= Wanstead Sewage Works =

English municipal sewage treatment works

Wanstead Sewage Works, also known as Redbridge (Southern) Sewage Works or Empress Sewage Works, was a municipal sewage treatment works located on a site bounded by the River Roding to the east and Wanstead Park to the north, in the south eastern corner of the parish of Wanstead, in the London Borough of Redbridge, historically within the county of Essex, England. It was in operation from 1 March 1884 to December 1977.

==Establishment==
Before the nineteenth century, water supplies in Wanstead were from wells and pumps, but in 1857 The East London Waterworks Company extended its water main to Wanstead, though the supply was far from adequate in the early years. Increasing pollution and awareness of its supposed connection with disease, notably typhoid fever and diphtheria, led to public pressure for the establishment of sewage treatment facilities.

Two hundred acres of the land belonging to Aldersbrook Manor and farm had already been sold in 1853 to become the City of London Cemetery, and the local board bought an area to the north of this for the establishment of Wanstead Sewage Works. Access to the sewage works site was from the west, via a road that became Empress Avenue in the early twentieth century when houses were built. The original works were shown on an 1894 Ordnance Survey map as a "sewage farm".

==The treatment process==
The original sewage treatment process, described in some detail in October 1884 (a few months after the works opened), was as follows. Incoming sewage was screened and then held in settlement tanks. From here the liquid was passed onto the surface of land which had been specially prepared with under-drainage at an average depth of eight feet. The sewage gradually percolated through the soil into the under drains, and from these the purified liquid, described as "clear and bright", was released into the River Roding. The sludge from the tanks was run into a sludge bed, and periodically this was dug out and ploughed as manure into land more than a quarter of a mile from the river, in order to minimise the risk of it causing river pollution.

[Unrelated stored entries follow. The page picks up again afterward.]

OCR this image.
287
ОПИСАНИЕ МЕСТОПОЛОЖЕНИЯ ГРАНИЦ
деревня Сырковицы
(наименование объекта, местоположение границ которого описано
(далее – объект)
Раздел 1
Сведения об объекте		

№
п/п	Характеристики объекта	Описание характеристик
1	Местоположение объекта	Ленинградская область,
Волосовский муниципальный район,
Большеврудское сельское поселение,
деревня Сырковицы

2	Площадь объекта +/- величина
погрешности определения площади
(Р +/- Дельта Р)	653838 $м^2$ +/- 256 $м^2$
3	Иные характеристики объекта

==Closure and subsequent changes==
The works operated until December 1977, after which it became derelict, controlled by the Thames Water Authority, and then the site passed to the Department of Transport in the 1980s for use as "exchange" land for road building and improvement which would affect Epping Forest. In July 1993, they offered two areas totalling about twenty acres to Epping Forest and some landscaping work was undertaken; eleven acres of this was in exchange for forest land used for the M11 link road. In 2007, a borehole was drilled in the remaining portion of the site to extract water from an aquifer about 80 metres underground. Cycle paths and horse riding have also been facilitated through the area.